The title track, a backbeat laden, Brazilica fabrication mixing wordless vamps with cloud-kissed sun stroking guitar work immediately brings to mind those wonderful airy bits from Djavan’s ‘80s discography, for sure, touchstones like Mr. Bibiloni come back to mind. Mindless noodling this is not. Then “7 Palms” begins to stretch Every Island into the realm of Codona and the forgotten “brighter” ones found in the ECM roster. On this one, the pseudo-environmental percussion by Edson Aparecido da Silva, lends Danny a touch that reminds of Hermeto Pascoal’s attempt to meet nature with rhythm.
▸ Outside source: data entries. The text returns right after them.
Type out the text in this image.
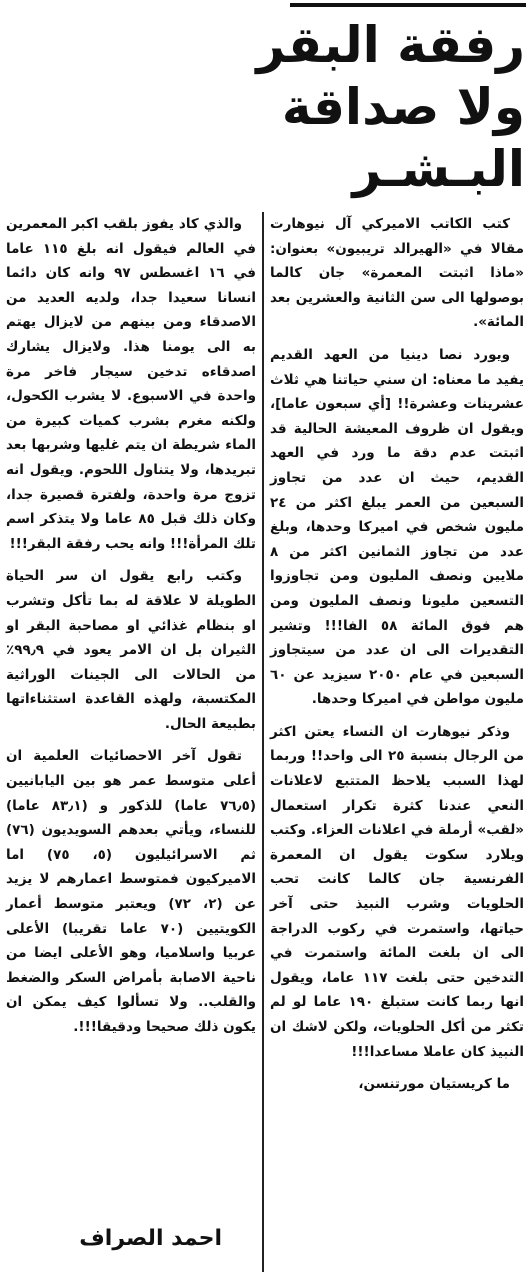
رفقة البقر
ولا صداقة
البـشـر

كتب الكاتب الاميركي آل نيوهارت مقالا في «الهيرالد تريبيون» بعنوان: «ماذا اثبتت المعمرة» جان كالما بوصولها الى سن الثانية والعشرين بعد المائة».

ويورد نصا دينيا من العهد القديم يفيد ما معناه: ان سني حياتنا هي ثلاث عشرينات وعشرة!! [أي سبعون عاما]، ويقول ان ظروف المعيشة الحالية قد اثبتت عدم دقة ما ورد في العهد القديم، حيث ان عدد من تجاوز السبعين من العمر يبلغ اكثر من ٢٤ مليون شخص في اميركا وحدها، وبلغ عدد من تجاوز الثمانين اكثر من ٨ ملايين ونصف المليون ومن تجاوزوا التسعين مليونا ونصف المليون ومن هم فوق المائة ٥٨ الفا!!! وتشير التقديرات الى ان عدد من سيتجاوز السبعين في عام ٢٠٥٠ سيزيد عن ٦٠ مليون مواطن في اميركا وحدها.

وذكر نيوهارت ان النساء يعتن اكثر من الرجال بنسبة ٢٥ الى واحد!! وربما لهذا السبب يلاحظ المتتبع لاعلانات النعي عندنا كثرة تكرار استعمال «لقب» أرملة في اعلانات العزاء. وكتب ويلارد سكوت يقول ان المعمرة الفرنسية جان كالما كانت تحب الحلويات وشرب النبيذ حتى آخر حياتها، واستمرت في ركوب الدراجة الى ان بلغت المائة واستمرت في التدخين حتى بلغت ١١٧ عاما، ويقول انها ربما كانت ستبلغ ١٩٠ عاما لو لم تكثر من أكل الحلويات، ولكن لاشك ان النبيذ كان عاملا مساعدا!!!

ما كريستيان مورتنسن،

والذي كاد يفوز بلقب اكبر المعمرين في العالم فيقول انه بلغ ١١٥ عاما في ١٦ اغسطس ٩٧ وانه كان دائما انسانا سعيدا جدا، ولديه العديد من الاصدقاء ومن بينهم من لايزال يهتم به الى يومنا هذا. ولايزال يشارك اصدقاءه تدخين سيجار فاخر مرة واحدة في الاسبوع. لا يشرب الكحول، ولكنه مغرم بشرب كميات كبيرة من الماء شريطة ان يتم غليها وشربها بعد تبريدها، ولا يتناول اللحوم. ويقول انه تزوج مرة واحدة، ولفترة قصيرة جدا، وكان ذلك قبل ٨٥ عاما ولا يتذكر اسم تلك المرأة!!! وانه يحب رفقة البقر!!!

وكتب رابع يقول ان سر الحياة الطويلة لا علاقة له بما تأكل وتشرب او بنظام غذائي او مصاحبة البقر او الثيران بل ان الامر يعود في ٩٩٫٩٪ من الحالات الى الجينات الوراثية المكتسبة، ولهذه القاعدة استثناءاتها بطبيعة الحال.

تقول آخر الاحصائيات العلمية ان أعلى متوسط عمر هو بين اليابانيين (٧٦٫٥ عاما) للذكور و (٨٣٫١ عاما) للنساء، ويأتي بعدهم السويديون (٧٦) ثم الاسرائيليون (٥، ٧٥) اما الاميركيون فمتوسط اعمارهم لا يزيد عن (٢، ٧٢) ويعتبر متوسط أعمار الكويتيين (٧٠ عاما تقريبا) الأعلى عربيا واسلاميا، وهو الأعلى ايضا من ناحية الاصابة بأمراض السكر والضغط والقلب.. ولا تسألوا كيف يمكن ان يكون ذلك صحيحا ودقيقا!!!.

احمد الصراف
Then there are songs that are just wonderfully inviting and more complex than you think. Songs like “Blue Day” are barely there bossanova meanderings that don’t outstay their welcome. “Pinnacle Wheel” has traces of experimental electronics that you forget drive its mammoth track length to a beatific gentle groove, perfect for going back in the pool. If you’re a musician of any sort, you can suss out that this music is far tougher to play than to listen to. To Danny’s strength, the melodies he choses on Every Island coast universally, inhabiting a territory where all sorts of coastlines can find an anchor.

For those still knee deep into all sorts of turquoise-tinted waters, Every Island is another spring offering further replenishment.